In einem Vortragstext von 1982, der nun erstmals in einer deutschen Übersetzung zugänglich ist, zitiert Emmanuel Levinas die ahnungsvolle Reflexion Pascals. Für den Philosophen und Talmudgelehrten ist das menschliche Bewusstsein von Grund auf, seiner selbstbezüglichen Verfassung wegen, so etwas wie ein Kolonialist: Schon nur das, was es wahrnimmt, scheint dies Bewusstsein sich aneignen zu müssen; es greift zu auf das, was es begreifen will. Bei seiner Inbesitznahme der Welt wird es freilich gestört, "immer schon" - sobald nämlich "der Andere", das Antlitz eines anderen Menschen, seine Intentionen durchkreuzt.
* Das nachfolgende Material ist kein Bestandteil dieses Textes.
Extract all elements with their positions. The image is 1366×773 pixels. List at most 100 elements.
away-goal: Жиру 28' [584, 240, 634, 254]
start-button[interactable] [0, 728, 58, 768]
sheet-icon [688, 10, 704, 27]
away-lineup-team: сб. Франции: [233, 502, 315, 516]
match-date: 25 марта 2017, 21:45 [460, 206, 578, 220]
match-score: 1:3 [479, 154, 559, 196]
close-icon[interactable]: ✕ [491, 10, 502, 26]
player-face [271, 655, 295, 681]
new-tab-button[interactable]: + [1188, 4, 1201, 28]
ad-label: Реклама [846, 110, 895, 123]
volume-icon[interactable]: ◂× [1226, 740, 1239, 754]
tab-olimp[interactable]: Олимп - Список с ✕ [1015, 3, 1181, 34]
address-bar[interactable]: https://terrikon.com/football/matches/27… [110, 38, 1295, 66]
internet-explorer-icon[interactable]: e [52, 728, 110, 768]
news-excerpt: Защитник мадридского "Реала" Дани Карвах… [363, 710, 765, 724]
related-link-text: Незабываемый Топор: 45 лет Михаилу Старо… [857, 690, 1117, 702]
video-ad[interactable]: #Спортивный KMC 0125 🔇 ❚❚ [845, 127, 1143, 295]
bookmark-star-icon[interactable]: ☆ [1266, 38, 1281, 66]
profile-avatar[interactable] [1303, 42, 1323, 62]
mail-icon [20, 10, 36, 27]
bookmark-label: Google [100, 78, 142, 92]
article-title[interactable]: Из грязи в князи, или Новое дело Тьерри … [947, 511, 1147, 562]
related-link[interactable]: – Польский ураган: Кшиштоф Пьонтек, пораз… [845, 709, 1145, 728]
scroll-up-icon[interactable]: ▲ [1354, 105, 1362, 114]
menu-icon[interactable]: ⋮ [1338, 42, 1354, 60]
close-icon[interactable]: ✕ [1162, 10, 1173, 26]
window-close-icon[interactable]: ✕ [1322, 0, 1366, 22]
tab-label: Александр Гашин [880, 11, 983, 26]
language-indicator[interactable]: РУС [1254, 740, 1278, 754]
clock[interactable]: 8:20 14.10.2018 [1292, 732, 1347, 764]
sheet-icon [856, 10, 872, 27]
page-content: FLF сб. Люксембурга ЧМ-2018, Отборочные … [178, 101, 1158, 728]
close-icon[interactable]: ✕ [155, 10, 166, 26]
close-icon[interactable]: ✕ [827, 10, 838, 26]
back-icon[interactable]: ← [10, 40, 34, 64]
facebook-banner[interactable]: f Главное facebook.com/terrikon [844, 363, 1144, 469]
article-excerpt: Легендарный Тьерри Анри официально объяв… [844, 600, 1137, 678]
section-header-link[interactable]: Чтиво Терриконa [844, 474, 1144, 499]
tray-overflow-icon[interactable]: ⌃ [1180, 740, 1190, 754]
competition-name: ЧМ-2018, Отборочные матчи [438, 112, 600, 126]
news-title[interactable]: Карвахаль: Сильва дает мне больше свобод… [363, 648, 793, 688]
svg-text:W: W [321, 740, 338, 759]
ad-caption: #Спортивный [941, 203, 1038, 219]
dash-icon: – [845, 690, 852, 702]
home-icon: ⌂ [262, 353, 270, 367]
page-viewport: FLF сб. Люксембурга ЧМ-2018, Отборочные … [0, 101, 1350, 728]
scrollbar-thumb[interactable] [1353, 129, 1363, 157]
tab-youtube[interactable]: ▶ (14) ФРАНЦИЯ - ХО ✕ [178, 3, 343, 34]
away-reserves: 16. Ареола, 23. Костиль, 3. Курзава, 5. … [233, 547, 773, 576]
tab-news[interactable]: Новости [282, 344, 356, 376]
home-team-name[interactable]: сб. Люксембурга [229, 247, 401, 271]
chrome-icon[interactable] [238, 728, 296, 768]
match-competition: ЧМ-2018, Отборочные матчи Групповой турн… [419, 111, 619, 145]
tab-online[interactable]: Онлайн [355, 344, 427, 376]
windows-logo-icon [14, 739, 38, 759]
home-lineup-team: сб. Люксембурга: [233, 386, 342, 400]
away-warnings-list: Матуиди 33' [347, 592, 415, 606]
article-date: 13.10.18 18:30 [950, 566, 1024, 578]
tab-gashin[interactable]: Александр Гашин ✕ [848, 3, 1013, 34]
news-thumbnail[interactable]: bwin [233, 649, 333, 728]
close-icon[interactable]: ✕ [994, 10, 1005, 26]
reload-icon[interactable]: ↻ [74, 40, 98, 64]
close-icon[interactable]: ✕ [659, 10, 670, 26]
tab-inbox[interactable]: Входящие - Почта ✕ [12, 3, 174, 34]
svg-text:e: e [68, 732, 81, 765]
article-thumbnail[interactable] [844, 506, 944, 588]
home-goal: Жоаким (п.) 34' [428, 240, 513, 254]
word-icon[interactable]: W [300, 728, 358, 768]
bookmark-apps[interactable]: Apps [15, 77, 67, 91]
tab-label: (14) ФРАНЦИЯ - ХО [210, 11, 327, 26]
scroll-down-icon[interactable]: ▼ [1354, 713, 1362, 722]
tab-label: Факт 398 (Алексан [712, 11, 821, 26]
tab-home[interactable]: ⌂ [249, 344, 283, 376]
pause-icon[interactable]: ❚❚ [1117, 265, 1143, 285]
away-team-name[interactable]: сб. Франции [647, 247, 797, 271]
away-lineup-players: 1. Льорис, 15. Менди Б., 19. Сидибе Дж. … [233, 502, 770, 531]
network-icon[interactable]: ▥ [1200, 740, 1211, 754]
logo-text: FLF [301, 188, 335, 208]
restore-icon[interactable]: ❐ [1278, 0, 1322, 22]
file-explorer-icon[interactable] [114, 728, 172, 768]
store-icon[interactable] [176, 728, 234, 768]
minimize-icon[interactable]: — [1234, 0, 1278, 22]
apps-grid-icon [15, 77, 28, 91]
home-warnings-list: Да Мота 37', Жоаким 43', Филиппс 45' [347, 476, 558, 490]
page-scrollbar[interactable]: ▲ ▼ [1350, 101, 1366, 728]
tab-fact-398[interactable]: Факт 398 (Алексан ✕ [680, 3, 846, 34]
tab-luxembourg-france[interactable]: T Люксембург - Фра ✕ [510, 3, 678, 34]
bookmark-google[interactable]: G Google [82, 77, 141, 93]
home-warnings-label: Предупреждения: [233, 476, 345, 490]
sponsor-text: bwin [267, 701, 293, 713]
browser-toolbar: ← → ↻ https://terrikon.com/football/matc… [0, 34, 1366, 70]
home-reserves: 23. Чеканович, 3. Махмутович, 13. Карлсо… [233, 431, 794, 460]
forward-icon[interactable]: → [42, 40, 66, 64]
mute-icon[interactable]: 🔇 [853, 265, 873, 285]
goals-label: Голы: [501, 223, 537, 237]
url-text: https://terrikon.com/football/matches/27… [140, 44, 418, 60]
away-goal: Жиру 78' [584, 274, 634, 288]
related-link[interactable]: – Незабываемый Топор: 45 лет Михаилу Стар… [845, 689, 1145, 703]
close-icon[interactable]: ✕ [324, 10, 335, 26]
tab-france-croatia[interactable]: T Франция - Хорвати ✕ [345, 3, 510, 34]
Und dies geschieht nicht erst, wenn der Andere als Konkurrent um einen Platz an der Sonne eigens auftritt.

Es ist für Levinas im Gegenteil gerade die Schutzlosigkeit und Verletzlichkeit des Gegenübers, die das egozentrische Ich aus der Fassung bringt, die es infrage stellt und ihm eine Verantwortung für den Anderen aufnötigt, eine, der keine eigentliche Schuld vorausgeht - es sei denn die, überhaupt einen Platz in der Welt einzunehmen.

Wie verwickelt die ambivalente Urszene dieser existenziellen Phänomenologie ist, kann man an dem dichten Vortragstext sehr gut studieren. Als Einführung in die stets aufs Neue irritierende Gedankenwelt von Levinas lässt er sich dank des Glossars und des ausführlich erläuternden Nachworts lesen, das der Übersetzer Gerhard Weinberger dieser Ausgabe beigefügt hat. UWE JUSTUS WENZEL

Emmanuel Levinas: "Ethik als Erste Philosophie".

Aus dem Französischen und mit Nachwort

von Gerhard Weinberger. Sonderzahl Verlag, Wien 2022. 95 S., br., 16,- Euro.